Der Flüchtlingsrat Niedersachsen ist empört über diese Änderung der Entscheidungspraxis des BAMF, die der bisherigen obergerichtlichen Rechtsprechung eindeutig widerspricht, und fordert alle betroffenen syrischen Flüchtlinge auf, vor dem Hintergrund der gravierenden Folgen für den Familiennachzug gegen die Verweigerung einer Flüchtlingsanerkennung gem. §3 AsylG zu klagen.
In einem Schreiben des BAMF heißt es zur Begründung der Änderung der Verfahrenspraxis:
„Die Gewährung von Flüchtlingsschutz nach § 3 AsylG ist … nicht mehr die Regelentscheidung. Wesentliche Gründe für diese Umstellung sind einerseits die aktuelle Massenfluchtbewegung und die Förderung von Reisemöglichkeiten durch eine geänderte Praxis der Passausstellung der syrischen Behörden – auch für Syrer im Ausland – andererseits. Hiermit lässt sich die pauschale Annahme einer regimekritischen Gesinnung infolge eines Auslandaufenthalts nicht mehr aufrecht erhalten. (…) Nunmehr ist im Rahmen der Einzelfallprüfung festzustellen, ob
– eine geltend gemachte Verfolgung an ein GFK-Merkmal anknüpft und damit zum Flüchtlingsschutz führt (§ 3 AsylG) oder
– (lediglich) ein ernsthafter Schaden vorliegt, der subsidiären Schutz (§ 4 AsylG) bewirkt.

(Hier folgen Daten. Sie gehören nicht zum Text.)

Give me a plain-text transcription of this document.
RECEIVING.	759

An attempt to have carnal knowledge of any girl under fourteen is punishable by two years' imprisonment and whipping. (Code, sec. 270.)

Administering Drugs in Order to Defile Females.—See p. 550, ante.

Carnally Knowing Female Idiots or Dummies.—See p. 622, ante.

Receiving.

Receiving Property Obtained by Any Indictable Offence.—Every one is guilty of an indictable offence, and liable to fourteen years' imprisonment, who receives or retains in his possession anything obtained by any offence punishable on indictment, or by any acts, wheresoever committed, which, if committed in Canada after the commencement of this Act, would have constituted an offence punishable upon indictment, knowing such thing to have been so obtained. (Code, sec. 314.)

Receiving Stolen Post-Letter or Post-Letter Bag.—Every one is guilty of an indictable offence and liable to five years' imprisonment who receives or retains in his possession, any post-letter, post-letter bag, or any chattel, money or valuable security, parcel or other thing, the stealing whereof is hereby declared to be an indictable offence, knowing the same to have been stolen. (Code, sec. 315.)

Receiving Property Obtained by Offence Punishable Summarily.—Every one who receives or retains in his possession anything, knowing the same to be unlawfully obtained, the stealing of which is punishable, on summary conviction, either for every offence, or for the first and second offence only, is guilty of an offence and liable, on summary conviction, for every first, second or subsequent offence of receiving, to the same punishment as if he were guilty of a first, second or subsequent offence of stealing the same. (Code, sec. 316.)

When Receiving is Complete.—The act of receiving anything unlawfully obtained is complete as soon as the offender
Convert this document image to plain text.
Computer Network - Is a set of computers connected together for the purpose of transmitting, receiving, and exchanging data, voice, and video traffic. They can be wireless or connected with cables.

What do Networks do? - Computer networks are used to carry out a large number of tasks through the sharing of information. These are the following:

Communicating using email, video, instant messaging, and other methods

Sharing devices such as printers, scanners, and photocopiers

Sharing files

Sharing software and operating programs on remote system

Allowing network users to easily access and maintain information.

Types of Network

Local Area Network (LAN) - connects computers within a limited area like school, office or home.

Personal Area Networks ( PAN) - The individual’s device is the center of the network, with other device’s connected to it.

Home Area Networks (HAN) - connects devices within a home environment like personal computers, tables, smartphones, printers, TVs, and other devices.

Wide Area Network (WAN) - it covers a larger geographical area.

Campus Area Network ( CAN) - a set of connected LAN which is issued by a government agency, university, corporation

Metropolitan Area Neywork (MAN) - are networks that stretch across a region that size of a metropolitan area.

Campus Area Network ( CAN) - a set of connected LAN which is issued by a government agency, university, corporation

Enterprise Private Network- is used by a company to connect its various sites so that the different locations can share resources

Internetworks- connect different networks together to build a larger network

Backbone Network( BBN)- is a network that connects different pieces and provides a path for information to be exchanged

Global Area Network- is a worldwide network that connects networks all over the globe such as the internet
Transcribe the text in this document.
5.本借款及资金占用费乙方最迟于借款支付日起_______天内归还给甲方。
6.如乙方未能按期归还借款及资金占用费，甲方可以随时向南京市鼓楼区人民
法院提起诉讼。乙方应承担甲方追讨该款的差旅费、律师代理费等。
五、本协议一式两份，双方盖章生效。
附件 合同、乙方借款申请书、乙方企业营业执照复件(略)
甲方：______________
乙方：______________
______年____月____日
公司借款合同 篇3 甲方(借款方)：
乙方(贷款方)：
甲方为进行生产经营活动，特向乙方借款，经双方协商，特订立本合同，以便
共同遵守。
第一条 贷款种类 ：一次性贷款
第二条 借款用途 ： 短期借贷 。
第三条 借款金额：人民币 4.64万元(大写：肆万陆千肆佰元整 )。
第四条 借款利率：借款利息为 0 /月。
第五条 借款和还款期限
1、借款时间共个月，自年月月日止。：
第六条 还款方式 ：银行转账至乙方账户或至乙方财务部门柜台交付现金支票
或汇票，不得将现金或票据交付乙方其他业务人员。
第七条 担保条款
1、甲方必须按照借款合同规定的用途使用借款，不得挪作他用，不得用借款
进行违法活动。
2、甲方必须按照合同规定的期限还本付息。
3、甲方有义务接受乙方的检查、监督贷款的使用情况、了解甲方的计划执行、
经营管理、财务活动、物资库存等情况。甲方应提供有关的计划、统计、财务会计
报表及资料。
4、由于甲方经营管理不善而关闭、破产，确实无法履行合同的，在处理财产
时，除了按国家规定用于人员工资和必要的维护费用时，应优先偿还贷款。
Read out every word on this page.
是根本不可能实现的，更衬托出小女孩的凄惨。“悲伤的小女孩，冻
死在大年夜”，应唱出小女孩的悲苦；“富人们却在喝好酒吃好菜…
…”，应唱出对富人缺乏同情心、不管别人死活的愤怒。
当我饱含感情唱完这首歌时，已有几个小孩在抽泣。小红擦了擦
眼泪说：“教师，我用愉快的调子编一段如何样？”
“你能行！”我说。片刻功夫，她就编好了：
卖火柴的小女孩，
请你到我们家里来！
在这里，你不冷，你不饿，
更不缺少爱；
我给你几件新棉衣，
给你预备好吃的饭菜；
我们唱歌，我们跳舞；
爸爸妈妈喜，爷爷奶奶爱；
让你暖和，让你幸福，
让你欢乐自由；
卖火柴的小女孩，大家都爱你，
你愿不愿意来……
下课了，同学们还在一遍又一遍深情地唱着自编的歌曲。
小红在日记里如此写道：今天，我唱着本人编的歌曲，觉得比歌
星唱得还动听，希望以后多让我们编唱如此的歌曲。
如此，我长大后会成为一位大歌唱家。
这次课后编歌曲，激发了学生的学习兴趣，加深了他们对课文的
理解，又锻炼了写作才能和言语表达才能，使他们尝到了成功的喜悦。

Aus Gründen der Gleichbehandlung mussten notwendigerweise auch Fälle aus dem Jahr 2015, die bislang noch nicht entschieden worden sind, von dieser Verfahrensumstellung erfasst werden. Denn durch das Asylpaket II erfahren alle Antragsteller, die lediglich den Status nach § 4 AsylG erhalten, nicht mehr die Möglichkeit, einen Familiennachzug zu betreiben (diese Bestimmung ist auf 2 Jahre befristet). Es wäre nicht sachgerecht gewesen, diese Rechtsfolge allein vom Einreisedatum abhängig zu machen. (…)“
Damit bewahrheiten sich alle Befürchtungen von Menschenrechtsorganisationen und Flüchtlingsverbänden, dass die Bundesregierung den Familiennachzug für syrische Flüchtlinge nicht nur durch Verfahrensverzögerungen und Verwaltungsauflagen systematisch hinauszögert (siehe hierzu die PE vom 7. April 2016), sondern den Familiennachzug auch durch eine Herunterstufung des syrischen Flüchtlingen gewährten Schutzes aushebeln will: Syrische Flüchtlinge, die keinen Flüchtlingsstatus erhalten, sondern nur „subsidiären Schutz“, fallen unter die am 17.3. in Kraft getretene zweijährige Sperre beim Familiennachzug. Dieses Vorgehen ist mehr als schäbig. Angehörige, insbesondere auch Frauen und Kinder, haben keine Chance mehr auf einen ungefährlichen legalen Familiennachzug und werden zur gefährlichen Flucht über die Boote getrieben.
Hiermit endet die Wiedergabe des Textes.